Migrations, Schema Design, Seeds, Indexes, and the Rails Database Workflow
Learn how Rails evolves databases safely through migrations and how schema design affects correctness and performance.
Inside this chapter
- What Migrations Are For
- Migration Example
- Schema Design Still Matters
- Seeds and Environment Setup
Series navigation
Study the chapters in order for the clearest path from Rails beginner concepts to advanced production architecture. Use the previous and next links at the bottom of each page to move through the full tutorial series.
What Migrations Are For
Migrations are version-controlled Ruby files that describe database schema changes over time. They let teams add tables, rename columns, create indexes, and evolve the database in a repeatable way across environments.
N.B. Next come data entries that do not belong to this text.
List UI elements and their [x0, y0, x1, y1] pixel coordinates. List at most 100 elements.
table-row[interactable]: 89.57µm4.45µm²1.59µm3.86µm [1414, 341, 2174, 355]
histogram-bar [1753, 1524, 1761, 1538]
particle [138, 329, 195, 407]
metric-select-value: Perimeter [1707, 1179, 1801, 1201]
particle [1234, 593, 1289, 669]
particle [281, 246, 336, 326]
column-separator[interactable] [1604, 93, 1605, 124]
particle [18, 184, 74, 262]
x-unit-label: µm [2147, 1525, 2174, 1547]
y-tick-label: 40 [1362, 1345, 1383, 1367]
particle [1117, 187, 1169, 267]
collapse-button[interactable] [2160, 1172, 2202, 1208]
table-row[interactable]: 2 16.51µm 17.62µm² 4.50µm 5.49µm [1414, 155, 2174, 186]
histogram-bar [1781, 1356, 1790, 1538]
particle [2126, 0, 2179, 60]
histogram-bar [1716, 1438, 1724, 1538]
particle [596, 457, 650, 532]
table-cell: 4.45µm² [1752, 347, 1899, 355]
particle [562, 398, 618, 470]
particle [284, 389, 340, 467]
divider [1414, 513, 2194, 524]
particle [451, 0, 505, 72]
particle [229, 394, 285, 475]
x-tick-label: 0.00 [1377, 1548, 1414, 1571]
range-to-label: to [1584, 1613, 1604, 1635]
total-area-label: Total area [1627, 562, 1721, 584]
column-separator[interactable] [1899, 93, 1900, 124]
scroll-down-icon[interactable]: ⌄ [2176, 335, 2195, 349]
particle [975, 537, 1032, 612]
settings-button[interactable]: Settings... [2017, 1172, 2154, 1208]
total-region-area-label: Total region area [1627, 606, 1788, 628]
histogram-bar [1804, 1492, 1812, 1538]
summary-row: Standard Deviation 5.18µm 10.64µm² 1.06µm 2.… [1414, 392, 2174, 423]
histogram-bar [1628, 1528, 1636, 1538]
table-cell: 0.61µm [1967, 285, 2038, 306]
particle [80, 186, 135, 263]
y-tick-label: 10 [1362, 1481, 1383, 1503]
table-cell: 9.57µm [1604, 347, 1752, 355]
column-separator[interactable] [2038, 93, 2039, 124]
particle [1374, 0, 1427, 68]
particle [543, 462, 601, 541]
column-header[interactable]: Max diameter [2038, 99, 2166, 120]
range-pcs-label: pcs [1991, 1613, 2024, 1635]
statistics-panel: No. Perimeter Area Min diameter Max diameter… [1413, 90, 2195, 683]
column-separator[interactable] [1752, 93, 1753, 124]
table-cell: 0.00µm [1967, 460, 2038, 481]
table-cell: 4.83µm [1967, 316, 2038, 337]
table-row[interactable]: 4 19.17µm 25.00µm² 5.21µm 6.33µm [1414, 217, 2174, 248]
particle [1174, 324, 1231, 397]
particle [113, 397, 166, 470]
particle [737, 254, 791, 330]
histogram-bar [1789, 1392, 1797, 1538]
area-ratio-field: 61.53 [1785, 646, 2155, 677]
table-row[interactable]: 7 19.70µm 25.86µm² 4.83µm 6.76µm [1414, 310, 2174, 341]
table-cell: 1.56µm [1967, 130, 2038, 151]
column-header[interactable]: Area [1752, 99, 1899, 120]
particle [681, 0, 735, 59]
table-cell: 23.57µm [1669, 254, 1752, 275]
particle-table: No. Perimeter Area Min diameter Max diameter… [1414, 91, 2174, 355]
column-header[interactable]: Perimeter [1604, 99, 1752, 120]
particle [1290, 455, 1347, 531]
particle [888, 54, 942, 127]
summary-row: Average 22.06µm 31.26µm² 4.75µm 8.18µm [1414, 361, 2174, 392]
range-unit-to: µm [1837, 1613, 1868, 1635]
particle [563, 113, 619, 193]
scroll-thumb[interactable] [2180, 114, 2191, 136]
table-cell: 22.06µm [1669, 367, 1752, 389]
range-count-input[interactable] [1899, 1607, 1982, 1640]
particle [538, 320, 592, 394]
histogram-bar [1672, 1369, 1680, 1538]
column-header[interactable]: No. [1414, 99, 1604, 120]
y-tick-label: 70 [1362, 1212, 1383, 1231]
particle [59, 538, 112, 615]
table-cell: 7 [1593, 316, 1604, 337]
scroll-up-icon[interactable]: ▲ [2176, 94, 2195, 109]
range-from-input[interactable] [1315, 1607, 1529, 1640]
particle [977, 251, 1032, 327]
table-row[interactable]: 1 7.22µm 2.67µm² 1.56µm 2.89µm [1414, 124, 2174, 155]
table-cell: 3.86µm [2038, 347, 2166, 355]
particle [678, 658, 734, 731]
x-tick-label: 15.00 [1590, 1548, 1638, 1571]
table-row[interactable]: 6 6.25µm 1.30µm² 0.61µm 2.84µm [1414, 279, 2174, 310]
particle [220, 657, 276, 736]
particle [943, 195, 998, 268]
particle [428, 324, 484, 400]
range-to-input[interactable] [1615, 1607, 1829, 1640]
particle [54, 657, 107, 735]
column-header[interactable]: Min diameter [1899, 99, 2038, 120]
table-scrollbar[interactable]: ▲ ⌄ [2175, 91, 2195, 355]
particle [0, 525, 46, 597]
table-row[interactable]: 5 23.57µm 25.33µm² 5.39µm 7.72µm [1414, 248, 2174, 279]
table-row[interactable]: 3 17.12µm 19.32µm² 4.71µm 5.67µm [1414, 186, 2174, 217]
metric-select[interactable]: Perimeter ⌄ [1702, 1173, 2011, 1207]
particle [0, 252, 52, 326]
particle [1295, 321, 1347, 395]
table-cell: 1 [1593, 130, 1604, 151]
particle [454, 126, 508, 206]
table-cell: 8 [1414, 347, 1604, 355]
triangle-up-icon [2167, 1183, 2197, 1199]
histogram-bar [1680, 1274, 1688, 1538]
Good Rails teams treat migrations as part of the application codebase, not as random one-off scripts.
Migration Example
class CreateBooks < ActiveRecord::Migration[7.1]
def change
create_table :books do |t|
t.string :title, null: false
t.decimal :price, precision: 10, scale: 2
t.references :author, foreign_key: true
t.timestamps
end
add_index :books, :title
end
end Schema Design Still Matters
Rails makes database work easier, but it does not replace good data modeling. Students should understand column types, nullability, defaults, uniqueness constraints, foreign keys, indexes, and normalization trade-offs. A poorly designed schema stays painful no matter how elegant the Rails code looks.
Seeds and Environment Setup
Author.create!(name: "Mira Sen")
Book.create!(title: "Rails in Practice", price: 599, author: Author.first)
Seed data is useful for onboarding, demos, and local development. Advanced teams keep seeds intentional and separate large production-like data generation from basic developer setup data.